Filter most recent data per enrollment
filter_most_recent_data_per_enrollment.Rd
filter_most_recent_data_per_enrollment()
filters the most recent data
for enrollments with data collected in multiple data collection stages
following a set of rules.
Details
An enrollment's most recent data corresponds to data collected at "Project exit". If the enrollment has no "Project exit", the most recent data corresponds to data collected at the "Project update" with the most recent date_updated ("Project update" includes both "Project update" and "Project annual assessment" data_collection_stages).
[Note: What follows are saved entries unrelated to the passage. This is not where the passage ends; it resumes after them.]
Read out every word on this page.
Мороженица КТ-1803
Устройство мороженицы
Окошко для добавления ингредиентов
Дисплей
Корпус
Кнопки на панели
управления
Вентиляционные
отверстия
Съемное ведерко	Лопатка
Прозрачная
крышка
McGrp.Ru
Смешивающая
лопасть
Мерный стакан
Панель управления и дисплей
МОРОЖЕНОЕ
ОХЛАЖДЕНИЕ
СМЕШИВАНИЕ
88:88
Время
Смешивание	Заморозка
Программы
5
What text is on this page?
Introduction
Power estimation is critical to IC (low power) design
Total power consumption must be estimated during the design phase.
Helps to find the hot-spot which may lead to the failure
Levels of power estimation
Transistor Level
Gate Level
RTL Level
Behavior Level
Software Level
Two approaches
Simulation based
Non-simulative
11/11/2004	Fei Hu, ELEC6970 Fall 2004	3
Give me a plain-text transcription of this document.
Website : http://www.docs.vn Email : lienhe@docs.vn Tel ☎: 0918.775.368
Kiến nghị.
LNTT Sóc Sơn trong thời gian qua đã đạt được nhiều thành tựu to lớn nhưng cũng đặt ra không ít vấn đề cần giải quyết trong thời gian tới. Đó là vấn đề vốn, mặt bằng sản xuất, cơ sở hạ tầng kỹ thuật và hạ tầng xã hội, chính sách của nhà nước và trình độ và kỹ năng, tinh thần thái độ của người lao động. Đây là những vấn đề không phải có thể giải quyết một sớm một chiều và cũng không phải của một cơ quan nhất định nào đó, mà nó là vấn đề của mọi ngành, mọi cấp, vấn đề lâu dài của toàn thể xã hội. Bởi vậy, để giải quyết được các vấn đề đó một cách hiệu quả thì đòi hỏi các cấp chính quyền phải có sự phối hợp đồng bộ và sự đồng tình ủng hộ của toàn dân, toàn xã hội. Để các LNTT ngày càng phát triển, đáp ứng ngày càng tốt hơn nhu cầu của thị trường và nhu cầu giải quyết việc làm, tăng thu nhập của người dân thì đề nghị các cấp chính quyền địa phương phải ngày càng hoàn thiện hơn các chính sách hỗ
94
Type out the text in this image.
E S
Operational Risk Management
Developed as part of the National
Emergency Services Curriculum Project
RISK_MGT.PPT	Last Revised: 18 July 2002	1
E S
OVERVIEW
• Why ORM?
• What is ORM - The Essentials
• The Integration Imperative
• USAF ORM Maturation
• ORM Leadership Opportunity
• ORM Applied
If an enrollment has multiple "Project update" with the same most recent date_updated, the tie is broken by selecting the first appearance. Finally, if an enrollment has no "Project update", the most recent data corresponds to data collected at "Project start".
The general rules described above wouldn't be applicable in certain scenarios (e.g.
Employment data is collected at "Project start" and "Project exit" by definition,
showing missing data for entries that correspond to a "Project update"). To address
this issue, function's users are expected to preprocess the data accordingly before
calling filter_most_recent_data_per_enrollment()
(e.g. by filtering out data that
correspond to "Project update" data collection stage).
Examples
if (FALSE) { # \dontrun{
mock_data <- tibble::tribble(
~test_row, ~organization_id, ~personal_id, ~enrollment_id, ~data_collection_stage, ~date_updated, ~status,
1, 1L, 1L, 1000L, "Project start", "2024-12-31", "A",
2, 1L, 1L, 1000L, "Project update", "2023-01-01", "B"
) |>
dplyr::mutate(dplyr::across(date_updated, as.Date))
filter_most_recent_data_per_enrollment(mock_data)
} # }